Portion of the Sun’s Surface. Sunspot nearly 60,000 Miles Across
It is a curious fact that Al-Sûfi, the Persian astronomer, in his Description of the Heavens, written in the Tenth Century, speaks distinctly of Algol as a red star (étoile, brillant; d’un éclat, rouge), while at present it is white or at the most of a yellow color. A similar change of color is supposed to have taken place in the case of Sirius, but the change in Algol seems more certain, as Al-Sûfi’s descriptions are generally most accurate and reliable.
Stars of the Algol type of variable are very rare objects, only a dozen or so having been hitherto discovered in the whole heavens. Those visible to the naked eye, when at their normal brightness, are: Algol, Lambda Tauri, Delta Libræ, R Canis Majoris, and U Ophiuchi.
A remarkable peculiarity about the variable stars in general is that none of them has any considerable proper motion. As a large proper motion is generally considered to indicate proximity to the earth, we may conclude, with great probability, that the variable stars, as a rule, lie at a great distance from our system. In other words, it appears that the sun does not lie in a region of variable stars, and, with the exception of Alpha Cassiopeiæ and Alpha Herculis, a measurable parallax has not yet been found, so far as I know, for any known variable star.
We now come to the interesting and mysterious class of objects known as “new” or “temporary” stars. These phenomena are of very rare occurrence, and but few undoubted examples of the class are recorded in the annals of astronomy. Possibly in some cases they have been merely variable stars, of irregular period and fitful variability; but others may have been due to a real catastrophe, such as the collision of two dark bodies in space, or, possibly, the passage of a bright or dark body through a gaseous nebula.
The earliest temporary star of which we have any reliable information seems to be one which is recorded in the Chinese annals of Ma-tuan-lin, as having appeared in the year 134 B. C. in the constellation Scorpio. Its position seems to have been somewhere between the stars Beta and Rho of Scorpio. Pliny informs us that it was the sudden appearance of a new star which induced the famous astronomer Hipparchus to form his catalogue of stars, the first ever constructed. As the date of Hipparchus’s catalogue is 125 B. C., it seems highly probable that the new star referred to by Pliny was the same as that recorded by the Chinese astronomer as having appeared nine years previously.

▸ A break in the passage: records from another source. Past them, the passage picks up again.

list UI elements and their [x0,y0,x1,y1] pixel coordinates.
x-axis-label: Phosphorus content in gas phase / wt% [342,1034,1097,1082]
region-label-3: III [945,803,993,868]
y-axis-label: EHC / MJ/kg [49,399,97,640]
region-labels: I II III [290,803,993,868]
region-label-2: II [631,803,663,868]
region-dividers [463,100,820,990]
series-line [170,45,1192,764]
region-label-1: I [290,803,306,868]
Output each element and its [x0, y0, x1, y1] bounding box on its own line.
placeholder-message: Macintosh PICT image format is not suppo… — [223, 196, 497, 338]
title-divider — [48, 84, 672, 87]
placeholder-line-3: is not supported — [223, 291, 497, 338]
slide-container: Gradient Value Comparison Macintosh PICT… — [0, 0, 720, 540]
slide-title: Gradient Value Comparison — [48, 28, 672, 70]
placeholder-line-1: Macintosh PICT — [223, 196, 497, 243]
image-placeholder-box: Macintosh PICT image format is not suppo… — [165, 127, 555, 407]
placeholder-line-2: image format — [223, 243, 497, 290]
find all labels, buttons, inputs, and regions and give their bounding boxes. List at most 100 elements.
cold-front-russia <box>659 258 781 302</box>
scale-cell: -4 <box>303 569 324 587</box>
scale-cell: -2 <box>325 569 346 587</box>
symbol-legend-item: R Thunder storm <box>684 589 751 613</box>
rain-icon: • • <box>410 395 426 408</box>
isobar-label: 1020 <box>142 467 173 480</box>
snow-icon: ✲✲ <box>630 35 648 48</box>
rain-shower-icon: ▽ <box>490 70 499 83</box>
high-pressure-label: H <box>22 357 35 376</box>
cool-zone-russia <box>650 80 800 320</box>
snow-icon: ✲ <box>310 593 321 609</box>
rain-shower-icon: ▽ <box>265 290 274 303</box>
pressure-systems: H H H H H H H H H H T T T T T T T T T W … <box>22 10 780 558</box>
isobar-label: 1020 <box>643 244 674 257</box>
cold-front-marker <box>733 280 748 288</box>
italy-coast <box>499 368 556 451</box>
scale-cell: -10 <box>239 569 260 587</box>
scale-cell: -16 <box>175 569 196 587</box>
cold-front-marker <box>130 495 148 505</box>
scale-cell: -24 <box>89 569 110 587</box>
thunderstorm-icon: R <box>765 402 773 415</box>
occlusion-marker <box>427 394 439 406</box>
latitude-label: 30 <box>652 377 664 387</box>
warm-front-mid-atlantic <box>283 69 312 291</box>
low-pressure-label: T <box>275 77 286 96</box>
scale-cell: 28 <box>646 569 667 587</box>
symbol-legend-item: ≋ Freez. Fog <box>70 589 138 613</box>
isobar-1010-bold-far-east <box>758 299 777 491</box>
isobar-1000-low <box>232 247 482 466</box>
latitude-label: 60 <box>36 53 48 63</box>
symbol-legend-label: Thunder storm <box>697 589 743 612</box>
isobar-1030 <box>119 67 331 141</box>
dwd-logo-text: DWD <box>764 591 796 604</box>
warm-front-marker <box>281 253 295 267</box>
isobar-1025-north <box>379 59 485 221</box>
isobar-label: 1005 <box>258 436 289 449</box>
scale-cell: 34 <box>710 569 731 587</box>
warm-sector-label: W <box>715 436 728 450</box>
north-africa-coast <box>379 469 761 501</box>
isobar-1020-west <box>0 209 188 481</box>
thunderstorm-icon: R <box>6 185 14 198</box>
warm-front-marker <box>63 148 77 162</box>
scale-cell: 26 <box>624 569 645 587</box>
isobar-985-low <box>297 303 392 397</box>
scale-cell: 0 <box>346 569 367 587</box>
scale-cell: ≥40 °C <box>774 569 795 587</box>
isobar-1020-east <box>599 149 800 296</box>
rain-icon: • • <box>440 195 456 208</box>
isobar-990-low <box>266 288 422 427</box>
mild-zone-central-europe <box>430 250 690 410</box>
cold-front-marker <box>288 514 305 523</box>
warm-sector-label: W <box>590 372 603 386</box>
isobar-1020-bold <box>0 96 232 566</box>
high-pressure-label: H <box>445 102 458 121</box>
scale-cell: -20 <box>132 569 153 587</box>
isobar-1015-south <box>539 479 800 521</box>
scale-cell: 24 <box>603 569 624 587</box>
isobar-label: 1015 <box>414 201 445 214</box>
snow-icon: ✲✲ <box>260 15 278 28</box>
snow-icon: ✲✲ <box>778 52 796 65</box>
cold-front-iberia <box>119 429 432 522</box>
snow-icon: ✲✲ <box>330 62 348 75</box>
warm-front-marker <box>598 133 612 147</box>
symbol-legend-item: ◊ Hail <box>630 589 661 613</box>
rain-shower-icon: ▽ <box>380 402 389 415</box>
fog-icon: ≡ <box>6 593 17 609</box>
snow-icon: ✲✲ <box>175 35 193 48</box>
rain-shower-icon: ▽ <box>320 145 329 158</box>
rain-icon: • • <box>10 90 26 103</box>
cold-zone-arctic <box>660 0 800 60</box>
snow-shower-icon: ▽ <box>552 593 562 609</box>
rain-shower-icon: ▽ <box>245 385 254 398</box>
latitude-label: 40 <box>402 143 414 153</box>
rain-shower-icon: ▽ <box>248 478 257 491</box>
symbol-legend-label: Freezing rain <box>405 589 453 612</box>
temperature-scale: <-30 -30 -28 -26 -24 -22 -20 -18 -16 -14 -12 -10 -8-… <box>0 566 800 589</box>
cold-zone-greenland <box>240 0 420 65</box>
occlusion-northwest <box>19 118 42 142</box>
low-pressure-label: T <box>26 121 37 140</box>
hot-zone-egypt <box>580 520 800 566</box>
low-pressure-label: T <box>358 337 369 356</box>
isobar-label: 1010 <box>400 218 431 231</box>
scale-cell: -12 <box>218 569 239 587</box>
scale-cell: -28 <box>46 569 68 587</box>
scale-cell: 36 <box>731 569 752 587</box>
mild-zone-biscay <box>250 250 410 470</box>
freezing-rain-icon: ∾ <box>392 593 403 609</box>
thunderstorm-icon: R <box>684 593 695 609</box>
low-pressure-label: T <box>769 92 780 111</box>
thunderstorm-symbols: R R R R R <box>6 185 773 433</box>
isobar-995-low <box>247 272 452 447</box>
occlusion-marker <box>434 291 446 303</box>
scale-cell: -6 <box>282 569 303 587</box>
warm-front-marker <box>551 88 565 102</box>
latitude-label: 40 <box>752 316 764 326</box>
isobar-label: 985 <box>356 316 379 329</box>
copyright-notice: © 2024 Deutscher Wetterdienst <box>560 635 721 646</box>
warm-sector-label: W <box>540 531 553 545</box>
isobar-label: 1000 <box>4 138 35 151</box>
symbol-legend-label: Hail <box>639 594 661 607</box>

A new star is said to have appeared in the year 76 B. C. between the stars Alpha and Delta in the Plow, but the accounts are vague.
In 101 A. D., a small “yellowish-blue” star is said to have appeared in the “sickle” in Leo, but its exact position is not known. In 107 A. D., a new star is mentioned near Delta, Epsilon and Eta in Canis Major, three bright stars southeast of Sirius. In 123 A. D., another new star is recorded by Ma-tuan-lin to have appeared between Alpha Herculis and Alpha Ophiuchi.
The Chinese annals record that on December 10, 173 A. D., a brilliant star appeared between Alpha and Beta Centauri in the Southern Hemisphere. It remained visible for eight months, and is described as resembling “a large bamboo mat!”—a curious description. There is at present, close to the spot indicated, a known variable star—R Centauri—of which the period seems to be long and the variation of light irregular. Possibly an unusually bright maximum of this variable star formed the star of the Chinese annals, or perhaps the variable star is the remnant of the outburst which took place in the First Century. The variable is a very reddish star, and at present varies from about the sixth to the tenth magnitude.